To identify factors associated with treatment delays in pediatric patients with convulsive refractory status epilepticus (rSE).
This prospective, observational study was performed from June 2011 to March 2017 on pediatric patients (1 month to 21 years of age) with rSE. We evaluated potential factors associated with increased treatment delays in a Cox proportional hazards model.
We studied 219 patients (53% males) with a median (25th-75th percentiles [p-p]) age of 3.9 (1.2-9.5) years in whom rSE started out of hospital (141 [64.4%]) or in hospital (78 [35.6%]). The median (p-p) time from seizure onset to treatment was 16 (5-45) minutes to first benzodiazepine (BZD), 63 (33-146) minutes to first non-BZD antiepileptic drug (AED), and 170 (107-539) minutes to first continuous infusion. Factors associated with more delays to administration of the first BZD were intermittent rSE (hazard ratio [HR] 1.54, 95% confidence interval [CI] 1.14-2.09; = 0.0467) and out-of-hospital rSE onset (HR 1.5, 95% CI 1.11-2.04; = 0.0467). Factors associated with more delays to administration of the first non-BZD AED were intermittent rSE (HR 1.78, 95% CI 1.32-2.4; = 0.001) and out-of-hospital rSE onset (HR 2.25, 95% CI 1.67-3.02; < 0.0001). None of the studied factors were associated with a delayed administration of continuous infusion.

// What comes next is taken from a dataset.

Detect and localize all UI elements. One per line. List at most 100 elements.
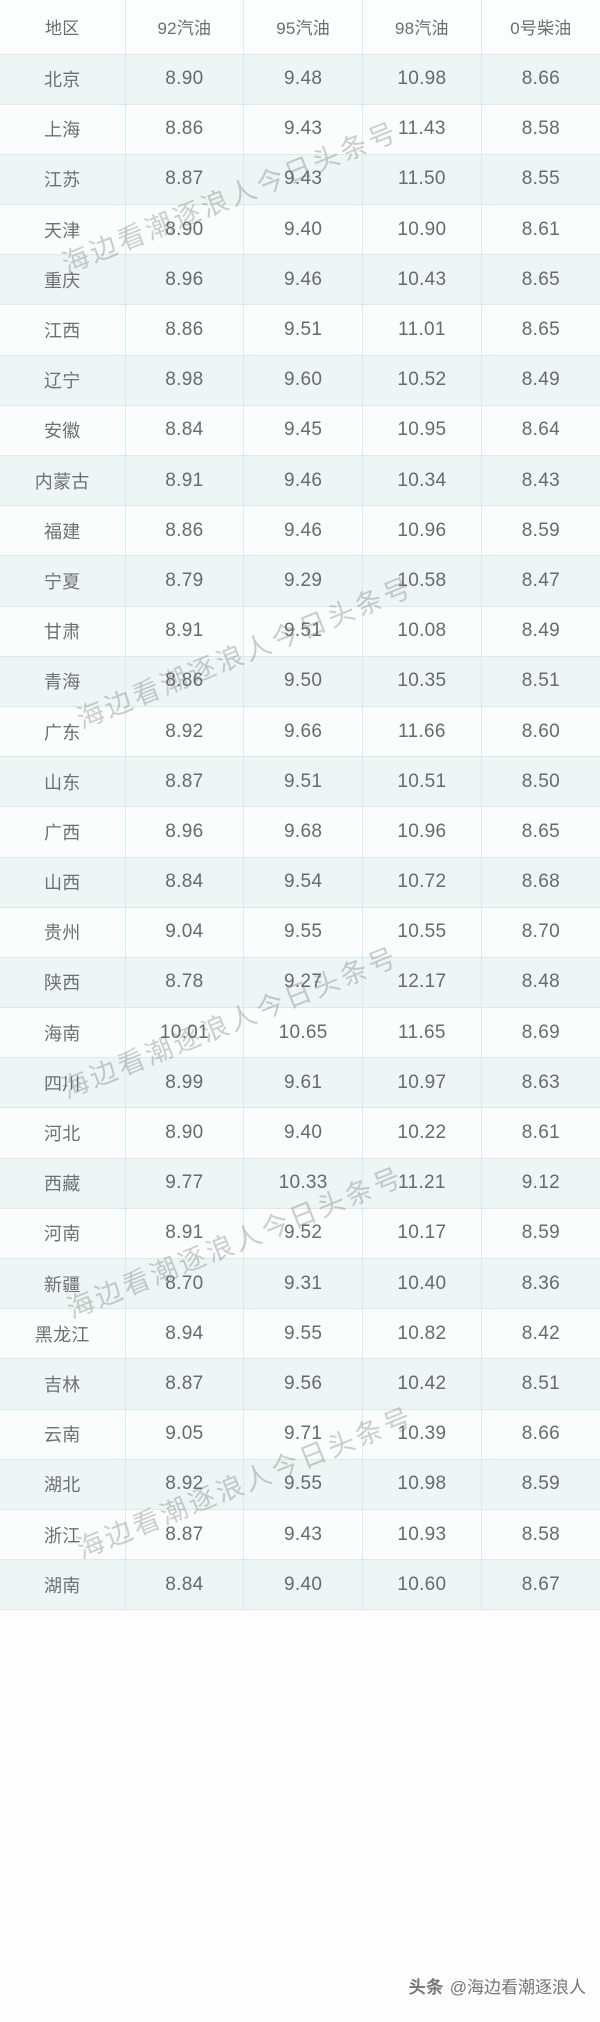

Intermittent rSE and out-of-hospital rSE onset are independently associated with longer delays to administration of the first BZD and the first non-BZD AED in pediatric rSE. These factors identify potential targets for intervention to reduce time to treatment.
确定与儿童惊厥性难治性癫痫持续状态(rSE)患者治疗延迟相关的因素。
本前瞻性观察性研究于 2011 年 6 月至 2017 年 3 月期间对儿童(1 个月至 21 岁)rSE 患者进行。我们在 Cox 比例风险模型中评估了与治疗延迟增加相关的潜在因素。
我们研究了 219 名患者(53%为男性),中位(25 至 75 百分位数 [p-p])年龄为 3.9(1.2-9.5)岁,其中 rSE 起始于院外(141 [64.4%])或院内(78 [35.6%])。从发作到治疗开始的中位(p-p)时间为首次苯二氮䓬(BZD)治疗为 16(5-45)分钟,首次非苯二氮䓬类抗癫痫药(AED)治疗为 63(33-146)分钟,首次连续输注治疗为 170(107-539)分钟。与首次 BZD 给药延迟相关的因素包括间歇性 rSE(风险比 [HR] 1.54,95%置信区间 [CI] 1.14-2.09; = 0.0467)和院外 rSE 发作(HR 1.5,95% CI 1.11-2.04; = 0.0467)。与首次非苯二氮䓬类 AED 给药延迟相关的因素包括间歇性 rSE(HR 1.78,95% CI 1.32-2.4; = 0.001)和院外 rSE 发作(HR 2.25,95% CI 1.67-3.02; < 0.0001)。研究中的任何因素均与连续输注治疗的延迟无关。
间歇性 rSE 和院外 rSE 发作与儿童 rSE 患者首次 BZD 和首次非苯二氮䓬类 AED 治疗的延迟时间延长独立相关。这些因素确定了潜在的干预目标,以减少治疗时间。